During a pass, each table (node) receives an incoming filter on a join attribute (it has in common with the previous table) to filter out its redundant tuples and generates an outgoing filter on a potentially different join attribute (it has in common with the next table).

In the distributed database below, two partions $R1$ and $R2$ of $R(A, B)$ are stored on node $1$ and $2$ respectively.
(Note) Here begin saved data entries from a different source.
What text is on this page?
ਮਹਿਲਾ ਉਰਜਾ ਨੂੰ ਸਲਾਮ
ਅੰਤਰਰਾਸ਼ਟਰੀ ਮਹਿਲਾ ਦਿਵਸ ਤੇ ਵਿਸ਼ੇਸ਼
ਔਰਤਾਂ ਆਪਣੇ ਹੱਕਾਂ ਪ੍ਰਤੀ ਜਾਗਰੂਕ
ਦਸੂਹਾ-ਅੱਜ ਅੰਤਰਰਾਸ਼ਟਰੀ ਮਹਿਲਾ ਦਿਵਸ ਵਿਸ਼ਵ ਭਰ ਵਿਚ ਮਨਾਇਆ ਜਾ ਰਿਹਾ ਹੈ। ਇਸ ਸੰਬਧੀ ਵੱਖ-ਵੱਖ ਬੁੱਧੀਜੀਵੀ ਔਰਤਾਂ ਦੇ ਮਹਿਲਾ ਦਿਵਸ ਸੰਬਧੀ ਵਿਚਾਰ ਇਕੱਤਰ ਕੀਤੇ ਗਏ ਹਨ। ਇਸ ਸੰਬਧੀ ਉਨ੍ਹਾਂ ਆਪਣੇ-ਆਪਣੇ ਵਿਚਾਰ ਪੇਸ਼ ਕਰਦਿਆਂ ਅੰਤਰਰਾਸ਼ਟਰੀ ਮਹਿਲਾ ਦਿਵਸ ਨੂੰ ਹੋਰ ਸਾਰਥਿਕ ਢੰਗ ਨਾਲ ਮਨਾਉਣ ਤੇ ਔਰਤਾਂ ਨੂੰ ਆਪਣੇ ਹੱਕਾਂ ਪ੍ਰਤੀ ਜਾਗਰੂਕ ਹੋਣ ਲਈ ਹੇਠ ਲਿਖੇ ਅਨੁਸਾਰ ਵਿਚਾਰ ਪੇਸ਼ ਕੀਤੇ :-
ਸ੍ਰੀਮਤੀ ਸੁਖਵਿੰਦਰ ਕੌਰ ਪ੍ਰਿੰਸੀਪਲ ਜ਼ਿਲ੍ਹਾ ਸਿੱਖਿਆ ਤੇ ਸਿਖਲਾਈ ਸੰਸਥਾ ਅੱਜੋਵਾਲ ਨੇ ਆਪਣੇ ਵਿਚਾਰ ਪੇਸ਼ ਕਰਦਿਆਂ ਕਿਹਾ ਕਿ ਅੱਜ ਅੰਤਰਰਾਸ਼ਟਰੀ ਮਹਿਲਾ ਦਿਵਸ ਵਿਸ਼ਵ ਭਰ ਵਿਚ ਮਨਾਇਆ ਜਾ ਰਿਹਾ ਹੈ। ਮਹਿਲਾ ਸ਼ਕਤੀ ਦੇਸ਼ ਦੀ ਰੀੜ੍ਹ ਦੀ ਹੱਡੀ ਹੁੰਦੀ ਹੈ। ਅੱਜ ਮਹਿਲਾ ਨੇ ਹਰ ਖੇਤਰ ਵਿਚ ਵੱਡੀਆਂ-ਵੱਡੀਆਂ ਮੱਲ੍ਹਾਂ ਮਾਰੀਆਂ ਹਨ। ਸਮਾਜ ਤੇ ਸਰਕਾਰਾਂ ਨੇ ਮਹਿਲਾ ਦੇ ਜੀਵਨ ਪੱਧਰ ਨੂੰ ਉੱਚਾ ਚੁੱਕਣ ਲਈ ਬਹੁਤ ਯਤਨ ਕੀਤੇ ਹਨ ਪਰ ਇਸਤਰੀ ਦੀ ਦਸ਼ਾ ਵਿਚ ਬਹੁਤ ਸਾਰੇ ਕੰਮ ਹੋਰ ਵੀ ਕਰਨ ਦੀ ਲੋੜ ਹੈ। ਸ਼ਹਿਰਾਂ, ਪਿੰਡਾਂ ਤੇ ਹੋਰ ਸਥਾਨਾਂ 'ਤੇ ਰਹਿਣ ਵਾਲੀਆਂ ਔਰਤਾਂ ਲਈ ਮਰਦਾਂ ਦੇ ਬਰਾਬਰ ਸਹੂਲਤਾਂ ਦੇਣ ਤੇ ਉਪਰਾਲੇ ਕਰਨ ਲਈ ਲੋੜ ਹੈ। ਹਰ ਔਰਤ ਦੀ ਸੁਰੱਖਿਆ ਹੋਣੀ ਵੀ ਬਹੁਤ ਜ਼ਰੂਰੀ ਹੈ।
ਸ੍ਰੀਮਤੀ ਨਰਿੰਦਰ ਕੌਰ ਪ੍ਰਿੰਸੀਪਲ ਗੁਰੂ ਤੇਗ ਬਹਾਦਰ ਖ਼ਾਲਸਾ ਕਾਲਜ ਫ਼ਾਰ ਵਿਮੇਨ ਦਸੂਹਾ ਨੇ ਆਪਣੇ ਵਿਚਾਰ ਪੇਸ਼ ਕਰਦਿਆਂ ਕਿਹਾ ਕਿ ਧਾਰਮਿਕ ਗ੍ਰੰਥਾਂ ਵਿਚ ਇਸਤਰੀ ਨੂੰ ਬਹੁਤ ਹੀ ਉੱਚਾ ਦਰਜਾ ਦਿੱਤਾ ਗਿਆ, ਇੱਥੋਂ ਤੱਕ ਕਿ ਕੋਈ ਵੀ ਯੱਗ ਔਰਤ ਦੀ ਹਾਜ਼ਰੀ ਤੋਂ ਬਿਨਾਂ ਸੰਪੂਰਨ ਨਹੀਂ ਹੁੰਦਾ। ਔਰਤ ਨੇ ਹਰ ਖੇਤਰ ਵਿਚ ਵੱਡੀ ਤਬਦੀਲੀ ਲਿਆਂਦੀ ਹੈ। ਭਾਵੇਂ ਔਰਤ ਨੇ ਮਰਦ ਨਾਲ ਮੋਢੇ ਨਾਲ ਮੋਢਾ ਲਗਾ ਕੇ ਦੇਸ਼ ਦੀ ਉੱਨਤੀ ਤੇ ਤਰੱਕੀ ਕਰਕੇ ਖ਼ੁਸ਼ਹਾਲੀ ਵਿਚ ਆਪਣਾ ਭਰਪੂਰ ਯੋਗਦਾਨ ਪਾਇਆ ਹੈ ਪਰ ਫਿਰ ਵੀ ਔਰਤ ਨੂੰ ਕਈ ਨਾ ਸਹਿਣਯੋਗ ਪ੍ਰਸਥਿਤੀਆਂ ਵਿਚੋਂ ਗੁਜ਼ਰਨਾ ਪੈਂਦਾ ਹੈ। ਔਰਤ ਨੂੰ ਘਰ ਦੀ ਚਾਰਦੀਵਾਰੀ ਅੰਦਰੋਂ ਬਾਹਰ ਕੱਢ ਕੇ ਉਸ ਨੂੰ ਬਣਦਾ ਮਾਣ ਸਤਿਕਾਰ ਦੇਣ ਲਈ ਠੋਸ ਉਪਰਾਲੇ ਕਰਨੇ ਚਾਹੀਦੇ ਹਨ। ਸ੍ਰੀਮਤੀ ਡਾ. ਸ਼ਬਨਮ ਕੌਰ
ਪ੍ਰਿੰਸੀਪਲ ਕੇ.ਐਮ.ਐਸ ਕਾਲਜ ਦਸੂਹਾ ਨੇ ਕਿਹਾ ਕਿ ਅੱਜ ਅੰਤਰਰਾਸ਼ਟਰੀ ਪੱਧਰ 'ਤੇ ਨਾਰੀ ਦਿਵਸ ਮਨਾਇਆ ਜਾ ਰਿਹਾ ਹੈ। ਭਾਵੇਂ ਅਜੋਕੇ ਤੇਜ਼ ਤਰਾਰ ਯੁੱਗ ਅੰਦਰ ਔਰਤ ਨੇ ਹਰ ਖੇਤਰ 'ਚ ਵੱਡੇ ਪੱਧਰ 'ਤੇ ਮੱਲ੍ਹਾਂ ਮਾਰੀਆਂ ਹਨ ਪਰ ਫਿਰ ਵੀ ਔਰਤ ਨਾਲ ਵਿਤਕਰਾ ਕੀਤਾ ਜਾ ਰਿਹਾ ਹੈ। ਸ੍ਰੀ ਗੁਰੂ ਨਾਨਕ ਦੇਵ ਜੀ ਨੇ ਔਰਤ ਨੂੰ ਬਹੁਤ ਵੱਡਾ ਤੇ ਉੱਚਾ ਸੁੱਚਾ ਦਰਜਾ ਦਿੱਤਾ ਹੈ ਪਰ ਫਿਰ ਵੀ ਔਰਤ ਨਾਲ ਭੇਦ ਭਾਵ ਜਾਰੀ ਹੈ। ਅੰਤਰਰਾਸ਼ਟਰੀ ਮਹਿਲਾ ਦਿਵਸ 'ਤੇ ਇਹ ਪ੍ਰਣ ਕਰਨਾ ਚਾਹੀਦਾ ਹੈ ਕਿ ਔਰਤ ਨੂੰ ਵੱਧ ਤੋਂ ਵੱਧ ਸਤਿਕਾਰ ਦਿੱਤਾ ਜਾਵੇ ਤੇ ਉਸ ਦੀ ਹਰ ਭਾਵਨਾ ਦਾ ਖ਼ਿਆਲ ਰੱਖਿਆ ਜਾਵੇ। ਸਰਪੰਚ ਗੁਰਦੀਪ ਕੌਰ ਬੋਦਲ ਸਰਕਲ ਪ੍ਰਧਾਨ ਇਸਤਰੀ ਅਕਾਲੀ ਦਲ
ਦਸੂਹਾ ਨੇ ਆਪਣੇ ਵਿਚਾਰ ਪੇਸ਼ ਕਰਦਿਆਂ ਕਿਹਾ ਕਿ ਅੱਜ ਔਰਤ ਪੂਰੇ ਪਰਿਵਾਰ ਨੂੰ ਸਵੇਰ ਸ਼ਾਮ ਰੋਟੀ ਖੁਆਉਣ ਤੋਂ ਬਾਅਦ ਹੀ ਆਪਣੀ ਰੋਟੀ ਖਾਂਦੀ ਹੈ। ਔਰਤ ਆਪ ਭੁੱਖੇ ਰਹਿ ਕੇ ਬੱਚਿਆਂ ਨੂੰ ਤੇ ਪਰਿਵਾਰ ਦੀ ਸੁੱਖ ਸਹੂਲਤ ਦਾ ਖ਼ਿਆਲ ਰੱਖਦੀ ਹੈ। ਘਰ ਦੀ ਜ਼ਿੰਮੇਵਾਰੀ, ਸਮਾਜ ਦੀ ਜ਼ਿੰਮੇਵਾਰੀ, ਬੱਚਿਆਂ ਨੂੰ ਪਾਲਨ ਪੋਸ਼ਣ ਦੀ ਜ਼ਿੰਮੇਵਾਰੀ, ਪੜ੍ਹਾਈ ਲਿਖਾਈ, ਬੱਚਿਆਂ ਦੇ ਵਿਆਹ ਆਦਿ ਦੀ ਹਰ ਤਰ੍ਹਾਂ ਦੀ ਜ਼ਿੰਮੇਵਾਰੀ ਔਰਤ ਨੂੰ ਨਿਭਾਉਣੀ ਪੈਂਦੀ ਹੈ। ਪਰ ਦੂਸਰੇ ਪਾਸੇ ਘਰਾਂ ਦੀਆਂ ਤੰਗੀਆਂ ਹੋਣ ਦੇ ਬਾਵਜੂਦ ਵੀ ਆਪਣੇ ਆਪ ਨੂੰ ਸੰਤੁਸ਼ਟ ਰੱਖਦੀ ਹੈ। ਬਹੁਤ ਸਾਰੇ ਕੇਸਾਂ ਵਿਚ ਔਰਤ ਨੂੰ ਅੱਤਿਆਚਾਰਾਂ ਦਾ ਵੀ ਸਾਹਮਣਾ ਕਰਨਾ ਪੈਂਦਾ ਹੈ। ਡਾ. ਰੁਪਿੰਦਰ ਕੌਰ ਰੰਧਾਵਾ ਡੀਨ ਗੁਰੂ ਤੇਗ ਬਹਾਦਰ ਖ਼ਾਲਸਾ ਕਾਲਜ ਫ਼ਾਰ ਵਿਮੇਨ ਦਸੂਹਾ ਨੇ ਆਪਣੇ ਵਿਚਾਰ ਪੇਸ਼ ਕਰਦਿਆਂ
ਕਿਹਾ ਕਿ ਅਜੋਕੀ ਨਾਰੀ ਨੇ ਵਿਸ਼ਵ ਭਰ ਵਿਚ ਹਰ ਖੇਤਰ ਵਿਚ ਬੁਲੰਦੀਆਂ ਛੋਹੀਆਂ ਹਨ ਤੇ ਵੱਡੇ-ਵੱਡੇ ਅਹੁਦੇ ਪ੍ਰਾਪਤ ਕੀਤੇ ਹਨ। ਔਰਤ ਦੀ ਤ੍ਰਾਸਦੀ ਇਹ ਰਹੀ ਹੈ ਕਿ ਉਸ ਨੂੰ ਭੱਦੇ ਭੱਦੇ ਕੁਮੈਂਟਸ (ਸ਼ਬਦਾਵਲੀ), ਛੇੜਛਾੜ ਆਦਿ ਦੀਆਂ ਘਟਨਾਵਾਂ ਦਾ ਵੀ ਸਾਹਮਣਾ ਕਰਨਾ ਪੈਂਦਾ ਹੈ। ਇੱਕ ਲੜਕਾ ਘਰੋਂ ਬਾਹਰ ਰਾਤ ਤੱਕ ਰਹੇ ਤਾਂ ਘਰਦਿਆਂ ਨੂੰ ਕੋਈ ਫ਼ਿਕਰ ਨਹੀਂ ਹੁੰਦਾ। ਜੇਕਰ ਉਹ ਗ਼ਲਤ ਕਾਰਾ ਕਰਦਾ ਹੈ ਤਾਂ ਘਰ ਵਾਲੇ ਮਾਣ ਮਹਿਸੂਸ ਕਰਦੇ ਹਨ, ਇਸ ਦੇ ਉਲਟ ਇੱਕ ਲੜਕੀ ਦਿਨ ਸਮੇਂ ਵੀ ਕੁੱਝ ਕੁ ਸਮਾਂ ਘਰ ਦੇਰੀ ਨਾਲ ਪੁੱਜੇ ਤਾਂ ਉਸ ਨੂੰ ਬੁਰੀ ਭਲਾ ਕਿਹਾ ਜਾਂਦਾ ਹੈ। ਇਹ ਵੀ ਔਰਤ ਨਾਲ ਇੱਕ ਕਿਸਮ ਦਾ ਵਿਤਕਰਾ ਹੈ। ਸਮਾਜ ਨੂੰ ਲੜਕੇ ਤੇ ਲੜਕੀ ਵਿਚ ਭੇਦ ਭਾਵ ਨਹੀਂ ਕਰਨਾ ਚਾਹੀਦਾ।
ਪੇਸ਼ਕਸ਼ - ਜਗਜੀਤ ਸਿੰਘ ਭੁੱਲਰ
So are those of $S(B, C)$.

node 1
R1(A, B) S1(B, C)
11 13
21 12
$BF_{R1}$$BF_{S1}$
node 2
R2(A, B) S2(B, C)
32 23
42 34
$BF_{R2}$$BF_{S2}$

Accelerated Predicate Transfer presents a group of heuristics to balance the workload by shipping the Bloom filters and the partioned tables across the network.

For example, if we ship $BF_{R1}$ to node 2 and $BF_{R2}$ to node 1, the Bloom filter of $R(A, B)$ can be reconstructed locally at either node by bitwise-OR operations, $BF_R = BF_{R1} | BF_{R2}$. This reconstructed filter facilitates the execution of $S \tilde{\ltimes} R$ as $(S1 \tilde{\ltimes} BF_R) \cup (S2 \tilde{\ltimes} BF_R)$.

Some unnecessary Predicate Transfer operations are pruned if they involve probing a foreign key against a prime key, which guarantees NOT to filter out anything.

In what order to perform those semi-joins?

As this question remains widely open, we repurpose the classic Maximum Cardinality Search (MCS) algorithm for building a shallowest (join) tree that branches wide.

SELECT ...
FROM keyword AS k,
     movie_info AS mi,
     movie_keyword AS mk,
     title AS t
WHERE ...
  AND t.id = mi.movie_id
  AND t.id = mk.movie_id
  AND mk.movie_id = mi.movie_id
  AND k.id = mk.keyword_id;

For example, given the query of Join Order Benchmark 3a above, we get the join tree below.

Now we are trying to understand how much this shallow and wide tree benefits the (approximate) semi-joins / predicate transfer, the parallelism and reduces the network cost of shipping filters/tables around, if any.